I'm on the way to Michigan from Minnesota last night (~700 miles), and at a routine stop on the expressway for fuel, I get to the light off of the off-ramp, and my dash goes crazy with warning lamps. ETC (Electronic Throttle Control) sensor (the "lightning-bolt"), and the ESP (Electronic Stability Program) lights start flashing at me. The jeep starts bucking, brakes are about at half power, and steering is heavy. I make it to the fuel pump, and shut the car down. Fuel it up, and start it back up - It drives completely normal with no warning lamps. Nothing until I finally make it to my destination exit, and the same thing happens. This time I limp it to the driveway, and park it for the night. This morning took it into the Jeep dealership, and explain the problem. I haven't received a call back from them, but researching this problem, it seems like the Wrangler guys have it the worst with these ETC problems. Some say that their car is in the shop for WEEKS!... and some of the time, it seems as if the service dept never really fixes the problem.

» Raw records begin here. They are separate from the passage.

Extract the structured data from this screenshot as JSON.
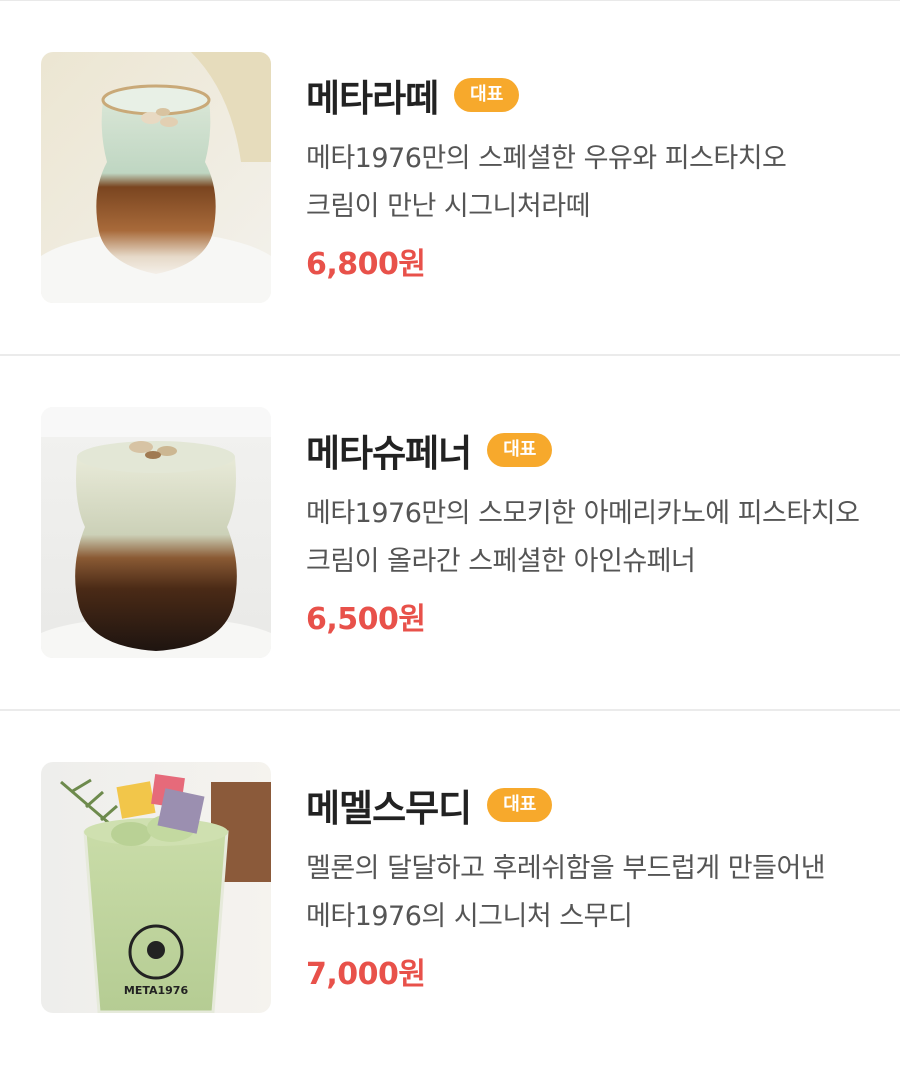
{
  "menu": {
    "items": [
      {
        "name": "메타라떼",
        "badge": "대표",
        "description": "메타1976만의 스페셜한 우유와 피스타치오 크림이 만난 시그니처라떼",
        "price": "6,800원"
      },
      {
        "name": "메타슈페너",
        "badge": "대표",
        "description": "메타1976만의 스모키한 아메리카노에 피스타치오 크림이 올라간 스페셜한 아인슈페너",
        "price": "6,500원"
      },
      {
        "name": "메멜스무디",
        "badge": "대표",
        "description": "멜론의 달달하고 후레쉬함을 부드럽게 만들어낸 메타1976의 시그니처 스무디",
        "price": "7,000원",
        "cup_logo": "META1976"
      }
    ]
  },
  "colors": {
    "badge": "#f7a92c",
    "price": "#e8514a",
    "name": "#222222",
    "description": "#555555"
  }
}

I hope that isn't the case with my Compass, but I still wanted to see if anybody has had a similar problem with their Compass/Patriot. I'll keep this thread posted with anything that I hear from the dealership.
Dealership called - They are replacing the entire throttle body. I didn't ask any questions beyond, "when will it be done", so I don't have any more information than that. I'll see if I can get a list of any codes it logged from the dealership when I pick it up. If anybody else has any questions that they would like me to ask when I pick it up, feel free to jot them down here.
I was going to bet that it was something with the PCM, and something went haywire in the extreme cold of Minnesota (It was about -18F each morning) - Guess I was wrong.
The Diagnostic stored a High Air Flow Vac Leak, therefore they deducted that it must be a sticking throttlebody, which they replaced.
I'm convinced that leaving the throttle open in subzero temperatures for hours on end is what caused it to stick, if that is in fact the issue - So I'm not too sure that the throttlebody that was replaced had anything "wrong" with it. The front of the jeep was also coated in about a half inch of ice.
Hopefully, I won't run into this again.